On Tuesday, impressions of her upper and lower teeth were taken and prepared for shipment to Israel. There, specialists will use those impressions to fit her for a device designed to stimulate her body’s salivary production. She should get the finished product in mid-January, at which time Yepes will teach her how to use it.
The device is the Saliwell GenNarino, a totally non-invasive option for sufferers of xerostomia. The salivary stimulation electronics are embedded inside a mouth-guard-like device and can be taken in and out at the patient’s will.
Caldwell admitted to being a little skeptical of a curing device arriving in the mail from Israel.
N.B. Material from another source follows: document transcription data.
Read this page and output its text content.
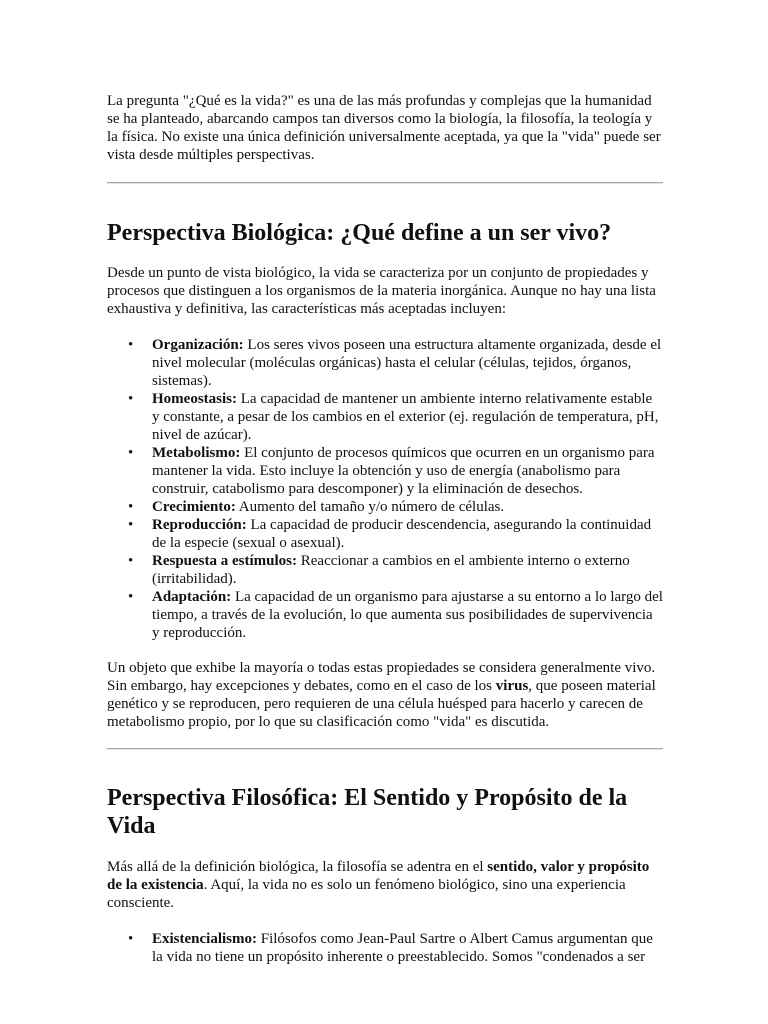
La pregunta "¿Qué es la vida?" es una de las más profundas y complejas que la humanidad se ha planteado, abarcando campos tan diversos como la biología, la filosofía, la teología y la física. No existe una única definición universalmente aceptada, ya que la "vida" puede ser vista desde múltiples perspectivas.

Perspectiva Biológica: ¿Qué define a un ser vivo?

Desde un punto de vista biológico, la vida se caracteriza por un conjunto de propiedades y procesos que distinguen a los organismos de la materia inorgánica. Aunque no hay una lista exhaustiva y definitiva, las características más aceptadas incluyen:

• Organización: Los seres vivos poseen una estructura altamente organizada, desde el nivel molecular (moléculas orgánicas) hasta el celular (células, tejidos, órganos, sistemas).
• Homeostasis: La capacidad de mantener un ambiente interno relativamente estable y constante, a pesar de los cambios en el exterior (ej. regulación de temperatura, pH, nivel de azúcar).
• Metabolismo: El conjunto de procesos químicos que ocurren en un organismo para mantener la vida. Esto incluye la obtención y uso de energía (anabolismo para construir, catabolismo para descomponer) y la eliminación de desechos.
• Crecimiento: Aumento del tamaño y/o número de células.
• Reproducción: La capacidad de producir descendencia, asegurando la continuidad de la especie (sexual o asexual).
• Respuesta a estímulos: Reaccionar a cambios en el ambiente interno o externo (irritabilidad).
• Adaptación: La capacidad de un organismo para ajustarse a su entorno a lo largo del tiempo, a través de la evolución, lo que aumenta sus posibilidades de supervivencia y reproducción.

Un objeto que exhibe la mayoría o todas estas propiedades se considera generalmente vivo. Sin embargo, hay excepciones y debates, como en el caso de los virus, que poseen material genético y se reproducen, pero requieren de una célula huésped para hacerlo y carecen de metabolismo propio, por lo que su clasificación como "vida" es discutida.

Perspectiva Filosófica: El Sentido y Propósito de la Vida

Más allá de la definición biológica, la filosofía se adentra en el sentido, valor y propósito de la existencia. Aquí, la vida no es solo un fenómeno biológico, sino una experiencia consciente.

• Existencialismo: Filósofos como Jean-Paul Sartre o Albert Camus argumentan que la vida no tiene un propósito inherente o preestablecido. Somos "condenados a ser
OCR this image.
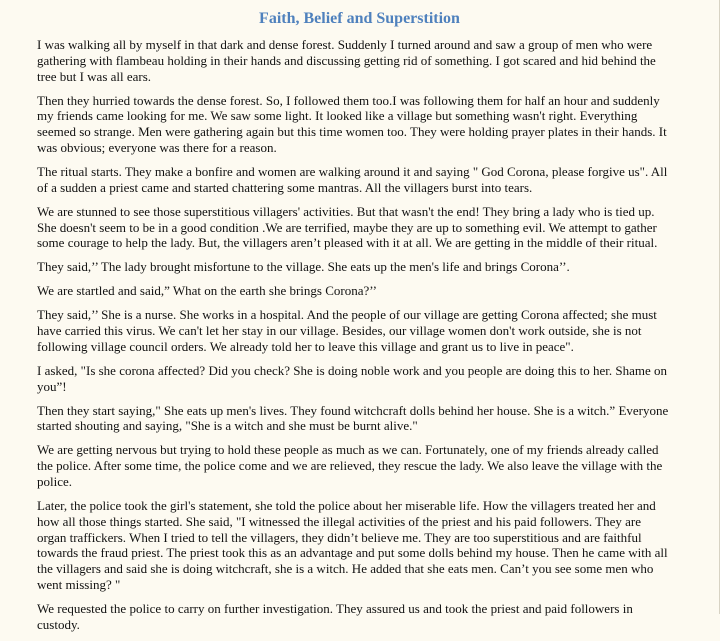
Faith, Belief and Superstition

I was walking all by myself in that dark and dense forest. Suddenly I turned around and saw a group of men who were gathering with flambeau holding in their hands and discussing getting rid of something. I got scared and hid behind the tree but I was all ears.

Then they hurried towards the dense forest. So, I followed them too.I was following them for half an hour and suddenly my friends came looking for me. We saw some light. It looked like a village but something wasn't right. Everything seemed so strange. Men were gathering again but this time women too. They were holding prayer plates in their hands. It was obvious; everyone was there for a reason.

The ritual starts. They make a bonfire and women are walking around it and saying " God Corona, please forgive us". All of a sudden a priest came and started chattering some mantras. All the villagers burst into tears.

We are stunned to see those superstitious villagers' activities. But that wasn't the end! They bring a lady who is tied up. She doesn't seem to be in a good condition .We are terrified, maybe they are up to something evil. We attempt to gather some courage to help the lady. But, the villagers aren’t pleased with it at all. We are getting in the middle of their ritual.

They said,’’ The lady brought misfortune to the village. She eats up the men's life and brings Corona’’.

We are startled and said,” What on the earth she brings Corona?’’

They said,’’ She is a nurse. She works in a hospital. And the people of our village are getting Corona affected; she must have carried this virus. We can't let her stay in our village. Besides, our village women don't work outside, she is not following village council orders. We already told her to leave this village and grant us to live in peace".

I asked, "Is she corona affected? Did you check? She is doing noble work and you people are doing this to her. Shame on you”!

Then they start saying," She eats up men's lives. They found witchcraft dolls behind her house. She is a witch.” Everyone started shouting and saying, "She is a witch and she must be burnt alive."

We are getting nervous but trying to hold these people as much as we can. Fortunately, one of my friends already called the police. After some time, the police come and we are relieved, they rescue the lady. We also leave the village with the police.

Later, the police took the girl's statement, she told the police about her miserable life. How the villagers treated her and how all those things started. She said, "I witnessed the illegal activities of the priest and his paid followers. They are organ traffickers. When I tried to tell the villagers, they didn’t believe me. They are too superstitious and are faithful towards the fraud priest. The priest took this as an advantage and put some dolls behind my house. Then he came with all the villagers and said she is doing witchcraft, she is a witch. He added that she eats men. Can’t you see some men who went missing? "

We requested the police to carry on further investigation. They assured us and took the priest and paid followers in custody.
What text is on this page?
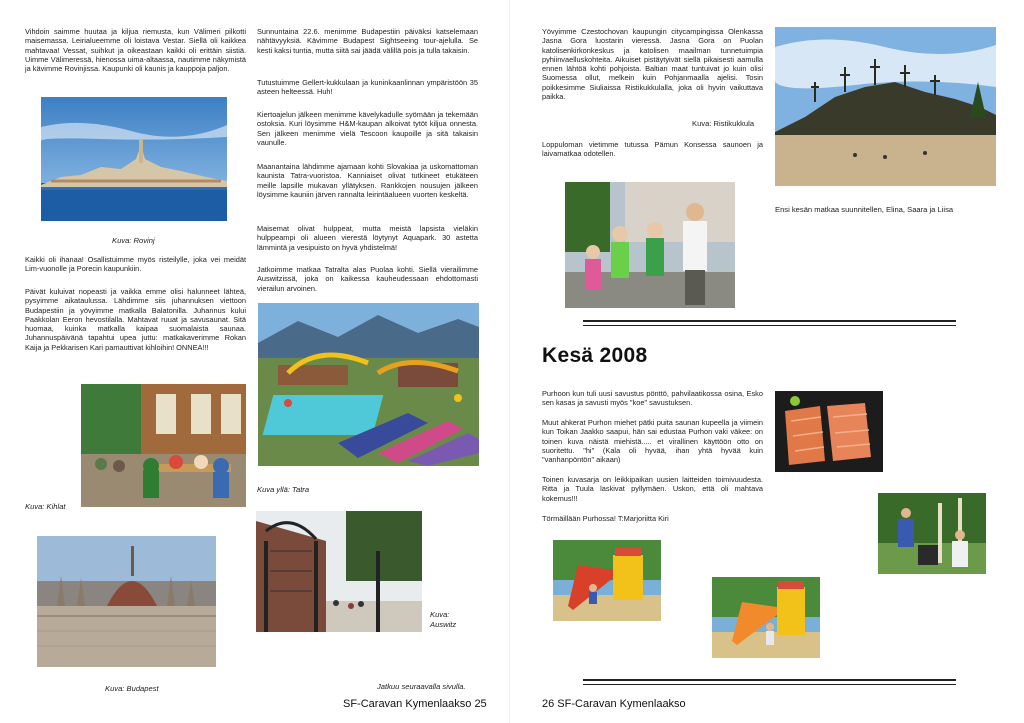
Vihdoin saimme huutaa ja kiljua riemusta, kun Välimeri pilkotti maisemassa. Leirialueemme oli loistava Vestar. Siellä oli kaikkea mahtavaa! Vessat, suihkut ja oikeastaan kaikki oli erittäin siistiä. Uimme Välimeressä, hienossa uima-altaassa, nautimme näkymistä ja kävimme Rovinjissa. Kaupunki oli kaunis ja kauppoja paljon.

Kuva: Rovinj

Kaikki oli ihanaa! Osallistuimme myös risteilylle, joka vei meidät Lim-vuonolle ja Porecin kaupunkiin.

Päivät kuluivat nopeasti ja vaikka emme olisi halunneet lähteä, pysyimme aikataulussa. Lähdimme siis juhannuksen viettoon Budapestiin ja yövyimme matkalla Balatonilla. Juhannus kului Paakkolan Eeron hevostilalla. Mahtavat ruuat ja savusaunat. Sitä huomaa, kuinka matkalla kaipaa suomalaista saunaa. Juhannuspäivänä tapahtui upea juttu: matkakaverimme Rokan Kaija ja Pekkarisen Kari pamauttivat kihloihin! ONNEA!!!

Kuva: Kihlat

Kuva: Budapest

Sunnuntaina 22.6. menimme Budapestiin päiväksi katselemaan nähtävyyksiä. Kävimme Budapest Sightseeing tour-ajelulla. Se kesti kaksi tuntia, mutta siitä sai jäädä välillä pois ja tulla takaisin.

Tutustuimme Gellert-kukkulaan ja kuninkaanlinnan ympäristöön 35 asteen helteessä. Huh!

Kiertoajelun jälkeen menimme kävelykadulle syömään ja tekemään ostoksia. Kuri löysimme H&M-kaupan alkoivat tytöt kiljua onnesta. Sen jälkeen menimme vielä Tescoon kaupoille ja sitä takaisin vaunulle.

Maanantaina lähdimme ajamaan kohti Slovakiaa ja uskomattoman kaunista Tatra-vuoristoa. Kanniaiset olivat tutkineet etukäteen meille lapsille mukavan yllätyksen. Rankkojen nousujen jälkeen löysimme kauniin järven rannalta leirintäalueen vuorten keskeltä.

Maisemat olivat hulppeat, mutta meistä lapsista vieläkin hulppeampi oli alueen vierestä löytynyt Aquapark. 30 astetta lämmintä ja vesipuisto on hyvä yhdistelmä!

Jatkoimme matkaa Tatralta alas Puolaa kohti. Siellä vierailimme Auswitzissä, joka on kaikessa kauheudessaan ehdottomasti vierailun arvoinen.

Kuva yllä: Tatra

Kuva: Auswitz

Jatkuu seuraavalla sivulla.

SF-Caravan Kymenlaakso 25

Yövyimme Czestochovan kaupungin citycampingissa Olenkassa Jasna Gora luostarin vieressä. Jasna Gora on Puolan katolisenkirkonkeskus ja katolisen maailman tunnetuimpia pyhiinvaelluskohteita. Aikuiset pistäytyivät siellä pikaisesti aamulla ennen lähtöä kohti pohjoista. Baltian maat tuntuivat jo kuin olisi Suomessa ollut, melkein kuin Pohjanmaalla ajelisi. Tosin poikkesimme Siuliaissa Ristikukkulalla, joka oli hyvin vaikuttava paikka.

Kuva: Ristikukkula

Loppuloman vietimme tutussa Pämun Konsessa saunoen ja laivamatkaa odotellen.

Ensi kesän matkaa suunnitellen, Elina, Saara ja Liisa

Kesä 2008

Purhoon kun tuli uusi savustus pönttö, pahvilaatikossa osina, Esko sen kasas ja savusti myös "koe" savustuksen.

Muut ahkerat Purhon miehet pätki puita saunan kupeella ja viimein kun Toikan Jaakko saapui, hän sai edustaa Purhon vaki väkee: on toinen kuva näistä miehistä..... et virallinen käyttöön otto on suoritettu. "hi" (Kala oli hyvää, ihan yhtä hyvää kuin "vanhanpöntön" aikaan)

Toinen kuvasarja on leikkipaikan uusien laitteiden toimivuudesta. Ritta ja Tuula laskivat pyllymäen. Uskon, että oli mahtava kokemus!!!

Törmäillään Purhossa! T:Marjoriitta Kiri

26 SF-Caravan Kymenlaakso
“I did tell the doctor, ‘I hope it’s not a placebo.’ He said it’s not. During the first or second month, there are times the device will be inactive ... to test if it is truly helping me or not. But I won’t know when it will be inactive. That’s where I am so far. Once I put that in, he said he will give me more details on what I need to do.”
She will keep a diary for her doctors to use in the study.
Tests have shown Caldwell only produces about one-fifth the “spit” of a normal person. It’s a problem many find comical, but one that is very real and very uncomfortable for the 49-year-old teacher from Christopher.